Hugh Hammer-King

THEY began to talk together. “How stands your conscience?” asked the bishop; “you are my parishioner, and I must give an answer for it.”*

“My conscience is fairly easy,” answered Richard, “but I admit it is ruffled with anger against those who are hostile to my sovereignty.”

“Ha!” said Hugh, “is that all? And yet I hear daily complaints of the poor oppressed, the innocent afflicted, and the land crushed with exactions. Nor is that everything. I hear that you have not kept your marriage vows.”* The king started up, angry and aghast; and Hugh took his leave.

“If all the bishops in my realm were like that man,” said Richard, when he left, “kings and princes would be powerless against them.”* Hugh got the nickname of Hammer-king because he had dealt both Henry and Richard some hard knocks.

From ‘Lives of the Saints,’ November (Part 2) (1877) by Sabine Baring-Gould (1834-1924). For November 17th. For a longer retelling, see ‘The Life of St Hugh of Lincoln’ by Herbert Thurston (1856-1939).

Richard was born in Oxford, which at that time was under the care of the Diocese of Lincoln. In that sense, he was Hugh’s pastoral responsibility.

Richard married Berengaria of Navarre, daughter of King Sancho VI of Navarre in Portgal, on May 12th, 1191, at Limassol in Cyprus. The couple had no children, but Richard is known to have fathered at least one illegitimate child, Philip of Cognac. Roger of Hoveden tells us that on the Sunday after Easter, 1195, Richard fell ill. “Calling before him religious men, he was not ashamed to confess the guiltiness of his life, and, after receiving absolution, took back his wife, whom for a long time he had not known: and, putting away all illicit intercourse, he remained constant to his wife, and they two became one flesh, and the Lord gave him health both of body and of soul.”

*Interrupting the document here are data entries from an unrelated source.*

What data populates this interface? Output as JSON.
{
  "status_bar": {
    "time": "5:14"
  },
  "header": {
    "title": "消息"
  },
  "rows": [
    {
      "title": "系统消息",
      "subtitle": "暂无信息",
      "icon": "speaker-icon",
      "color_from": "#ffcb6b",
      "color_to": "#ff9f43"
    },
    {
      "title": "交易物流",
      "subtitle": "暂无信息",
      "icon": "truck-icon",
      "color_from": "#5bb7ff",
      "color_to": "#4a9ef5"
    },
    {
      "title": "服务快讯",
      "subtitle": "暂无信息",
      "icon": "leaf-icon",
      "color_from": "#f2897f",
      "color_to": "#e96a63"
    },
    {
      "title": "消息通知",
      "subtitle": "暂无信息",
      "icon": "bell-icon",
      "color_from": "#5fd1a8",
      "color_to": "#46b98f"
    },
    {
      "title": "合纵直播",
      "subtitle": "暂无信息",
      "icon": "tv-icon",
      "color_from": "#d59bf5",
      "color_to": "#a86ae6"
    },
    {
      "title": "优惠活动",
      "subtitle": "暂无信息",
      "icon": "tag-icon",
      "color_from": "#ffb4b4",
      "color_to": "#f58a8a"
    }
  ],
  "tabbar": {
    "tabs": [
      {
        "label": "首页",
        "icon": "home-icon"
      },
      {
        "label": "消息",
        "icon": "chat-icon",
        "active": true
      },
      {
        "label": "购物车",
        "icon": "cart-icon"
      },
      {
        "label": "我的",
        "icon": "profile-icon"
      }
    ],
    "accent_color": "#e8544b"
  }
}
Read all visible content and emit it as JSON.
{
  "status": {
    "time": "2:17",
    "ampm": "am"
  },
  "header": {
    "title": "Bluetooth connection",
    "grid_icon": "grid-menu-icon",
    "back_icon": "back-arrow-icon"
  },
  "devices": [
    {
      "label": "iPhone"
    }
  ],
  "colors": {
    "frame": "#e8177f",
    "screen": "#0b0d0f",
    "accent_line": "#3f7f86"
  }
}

The episode recalls the time when St Basil (330-379) was summoned to explain why he did not accept the Arian heresy, at that time backed by the court in Constantinople and its tame clergy. ‘No one has ever bandied words with me like this!’ complained the Prefect. ‘In that case,’ Basil replied drily, ‘you can’t have met any bishops, because bishops always bandy words like that when they are contending for such matters.’ See Gregory Nazianzen’s Oration XLIII §50. And for another tussle between bishop and emperor, see A Battle of Wills.

Questions for Critics

1. What is the author aiming to achieve in writing this?

2. Note any words, devices or turns of phrase that strike you. How do they help the author communicate his ideas more effectively?

3. What impression does this passage make on you? How might you put that impression into words?

Based on The English Critic (1939) by NL Clay, drawing on The New Criticism: A Lecture Delivered at Columbia University, March 9, 1910, by J. E. Spingarn, Professor of Comparative Literature in Columbia University, USA.